Can Borel resummation be applied to integrals ?

[Klaus_Hoffmann]

The question is can we obtain the 'Borel sum' of an integral of f(x) from 0 to infinity as the Laplace transform of

$$\int_{0}^{\infty}dx \frac{f(x)}{\Gamma(x+1+u)t^{x+u}$$

where 'alpha' is a real or Complex number

 

[Klaus_Hoffmann]

i meant (but the nasty latex does not work)

$$\int_{0}^{\infty} dx \frac{f(x)}{G(x+1+u)}t^{x+u}$$

then the Laplace transform evaluated at s=1 is the 'Borel sum' of the integral

$$\int_{0}^{\infty} dx f(x)$$

Of course G(x) is the 'Gamma function' generalization of factorial n!

 

[tacman]

Yes, Borel resummation can be applied to integrals. Borel resummation is a technique used to obtain the sum of a divergent series by applying the Borel transform. The Borel transform converts the series into an integral, which can then be evaluated using the Borel resummation method.

In the case of integrals, the Borel transform is applied to the integrand function, which then allows for the evaluation of the integral using the Borel resummation method. The Borel transform of an integral can be written as the Laplace transform of the integrand function, as shown in the given equation.

The Borel resummation method can be used to evaluate the integral by considering the analytic continuation of the Laplace transform.
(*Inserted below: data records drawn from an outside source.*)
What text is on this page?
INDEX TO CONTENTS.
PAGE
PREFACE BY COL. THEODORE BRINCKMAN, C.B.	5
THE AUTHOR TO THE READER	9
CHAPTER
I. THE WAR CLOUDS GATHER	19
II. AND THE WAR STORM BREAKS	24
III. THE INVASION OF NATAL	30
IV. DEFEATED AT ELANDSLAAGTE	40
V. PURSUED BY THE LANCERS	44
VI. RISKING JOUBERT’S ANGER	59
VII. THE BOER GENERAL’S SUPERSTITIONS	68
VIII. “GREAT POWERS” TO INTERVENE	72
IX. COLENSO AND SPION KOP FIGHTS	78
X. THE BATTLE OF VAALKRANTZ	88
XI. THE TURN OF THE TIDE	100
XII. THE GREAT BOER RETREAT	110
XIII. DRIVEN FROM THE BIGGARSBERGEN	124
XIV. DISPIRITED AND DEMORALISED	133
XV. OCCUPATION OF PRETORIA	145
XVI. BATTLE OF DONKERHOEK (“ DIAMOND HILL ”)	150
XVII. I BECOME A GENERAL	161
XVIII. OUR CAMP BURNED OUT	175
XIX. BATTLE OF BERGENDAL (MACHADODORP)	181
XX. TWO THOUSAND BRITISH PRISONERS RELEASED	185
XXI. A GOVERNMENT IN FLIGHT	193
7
This allows for the evaluation of the integral at a value of 'u' that is not necessarily an integer, thus extending the applicability of Borel resummation to a wider range of integrals.

Therefore, the Borel resummation method can be applied to integrals, and in some cases, it may provide a more accurate result compared to other summation methods. However, as with any mathematical technique, it is important to carefully consider the assumptions and limitations of the method before applying it to a specific integral.